If Elkann’s message was for the drivers to keep a lid on the frustration, Vasseur isn’t reaching for the mute button.
“You know perfectly the system — the TV pen, five minutes after the race,” he said. “When you have a tough race, it’s very hard for them. I can perfectly understand the adrenaline, the emotion, and to have a comment that’s a bit harsh at this stage of the weekend.”
Vasseur would rather they’re honest than plastic. “I prefer to have drivers leaving very open at the end of the race when you don’t do the perfect job, when the car was not good — I’m frustrated — than have someone go to the TV pen and say, ‘the team is perfect, the car is good.’” The real measure, he insists, is the debrief. “The most important is not what they say on the TV pen, it’s what they do on the Monday morning with the team to try to do better.”
The Frenchman isn’t blind to the “mathematical” pain points that have turned recent weekends into missed opportunities. He cited a Brazil DNF, a Mexico penalty and Las Vegas as body blows in a run where Ferrari “didn’t put everything together.” But he pushed back on the idea that this is a freefall or that Hamilton’s “worst season ever” line tells the whole story.
“Mexico, Austin were probably the best weekends for Lewis in terms of pure performance,” Vasseur said, pointing out that Hamilton showed strong pace in FP1 and FP2 in Vegas before the race was compromised. “To start from P20 is not the best way to have good results.”
It’s an important distinction at a team now carrying the heaviest of expectations: Hamilton, a seven-time World Champion, paired with Leclerc, Ferrari’s homegrown spearhead. The lineup is irresistible on paper and, per the 2025 entry list, the Scuderia is exactly as starry as advertised. But the gap between lap time and outcome — the “mathematical side,” as Vasseur calls it — has widened at the wrong moments. That’s where the boss sees work to do, not a culture war to wage through soundbites.

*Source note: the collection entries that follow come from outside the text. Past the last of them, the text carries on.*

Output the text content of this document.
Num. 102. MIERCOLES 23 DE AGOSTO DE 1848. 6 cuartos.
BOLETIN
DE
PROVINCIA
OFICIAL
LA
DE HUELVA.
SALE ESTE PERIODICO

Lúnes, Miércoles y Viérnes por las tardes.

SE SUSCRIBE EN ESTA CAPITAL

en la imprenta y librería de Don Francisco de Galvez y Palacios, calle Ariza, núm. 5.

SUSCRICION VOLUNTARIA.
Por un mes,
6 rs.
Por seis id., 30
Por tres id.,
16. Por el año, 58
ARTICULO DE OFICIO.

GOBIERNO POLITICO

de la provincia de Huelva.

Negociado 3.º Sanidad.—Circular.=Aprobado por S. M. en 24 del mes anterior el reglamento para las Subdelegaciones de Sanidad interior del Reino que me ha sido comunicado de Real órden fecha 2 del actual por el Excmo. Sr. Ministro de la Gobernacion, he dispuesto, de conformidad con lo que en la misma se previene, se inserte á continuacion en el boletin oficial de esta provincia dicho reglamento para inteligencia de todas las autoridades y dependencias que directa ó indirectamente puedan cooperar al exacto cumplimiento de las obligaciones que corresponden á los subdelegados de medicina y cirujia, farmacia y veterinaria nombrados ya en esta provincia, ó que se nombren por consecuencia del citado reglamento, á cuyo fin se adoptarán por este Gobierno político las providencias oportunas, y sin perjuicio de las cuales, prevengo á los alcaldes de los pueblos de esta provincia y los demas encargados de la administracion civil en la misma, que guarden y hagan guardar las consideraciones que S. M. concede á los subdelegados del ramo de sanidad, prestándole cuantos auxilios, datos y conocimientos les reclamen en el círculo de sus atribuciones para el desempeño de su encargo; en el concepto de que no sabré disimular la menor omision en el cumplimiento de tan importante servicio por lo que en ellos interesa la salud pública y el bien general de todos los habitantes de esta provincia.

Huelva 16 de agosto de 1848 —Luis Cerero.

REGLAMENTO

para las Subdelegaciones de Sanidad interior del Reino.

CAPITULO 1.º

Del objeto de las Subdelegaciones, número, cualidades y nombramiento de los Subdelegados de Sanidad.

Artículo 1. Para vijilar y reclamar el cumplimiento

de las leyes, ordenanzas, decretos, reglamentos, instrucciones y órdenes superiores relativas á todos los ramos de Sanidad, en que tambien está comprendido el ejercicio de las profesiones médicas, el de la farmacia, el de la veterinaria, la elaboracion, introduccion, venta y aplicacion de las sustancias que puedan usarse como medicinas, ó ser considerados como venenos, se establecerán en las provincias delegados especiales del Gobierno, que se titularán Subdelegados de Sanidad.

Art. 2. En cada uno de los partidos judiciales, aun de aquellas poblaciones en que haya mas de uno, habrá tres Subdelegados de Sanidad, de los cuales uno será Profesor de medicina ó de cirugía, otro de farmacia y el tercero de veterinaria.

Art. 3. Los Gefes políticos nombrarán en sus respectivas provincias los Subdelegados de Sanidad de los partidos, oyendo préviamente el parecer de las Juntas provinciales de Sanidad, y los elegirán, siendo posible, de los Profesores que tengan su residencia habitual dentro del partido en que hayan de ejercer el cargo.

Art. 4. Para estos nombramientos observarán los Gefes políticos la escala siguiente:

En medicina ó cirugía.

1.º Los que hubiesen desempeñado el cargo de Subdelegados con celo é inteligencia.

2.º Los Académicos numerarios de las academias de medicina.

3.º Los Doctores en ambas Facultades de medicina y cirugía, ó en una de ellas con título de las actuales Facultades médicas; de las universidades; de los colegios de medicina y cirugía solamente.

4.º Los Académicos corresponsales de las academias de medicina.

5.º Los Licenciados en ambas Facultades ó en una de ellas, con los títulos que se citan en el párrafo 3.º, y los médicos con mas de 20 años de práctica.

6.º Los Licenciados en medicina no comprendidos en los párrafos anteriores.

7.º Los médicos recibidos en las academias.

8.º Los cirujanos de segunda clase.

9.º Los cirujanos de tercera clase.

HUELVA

As for Elkann’s broadside, Vasseur framed it as a nudge, not a rift. “For sure you want to push the team to do better, to work as a team,” he said. “We have to take it as a positive, supportive message. Today it’s a difficult weekend, but it’s more a technical matter.”
Ferrari’s public messaging is rarely quiet — that’s the price of the red shirt — and anyone who’s watched this sport long enough knows the pendulum swings between “crisis” and “corner turned” in a heartbeat. Vasseur’s job is to keep the middle ground: accept the frustration, protect the garage, and make the car quicker for Saturday and simpler on Sunday.
He’s right about one thing. The TV pen captures adrenaline. Mondays decide championships.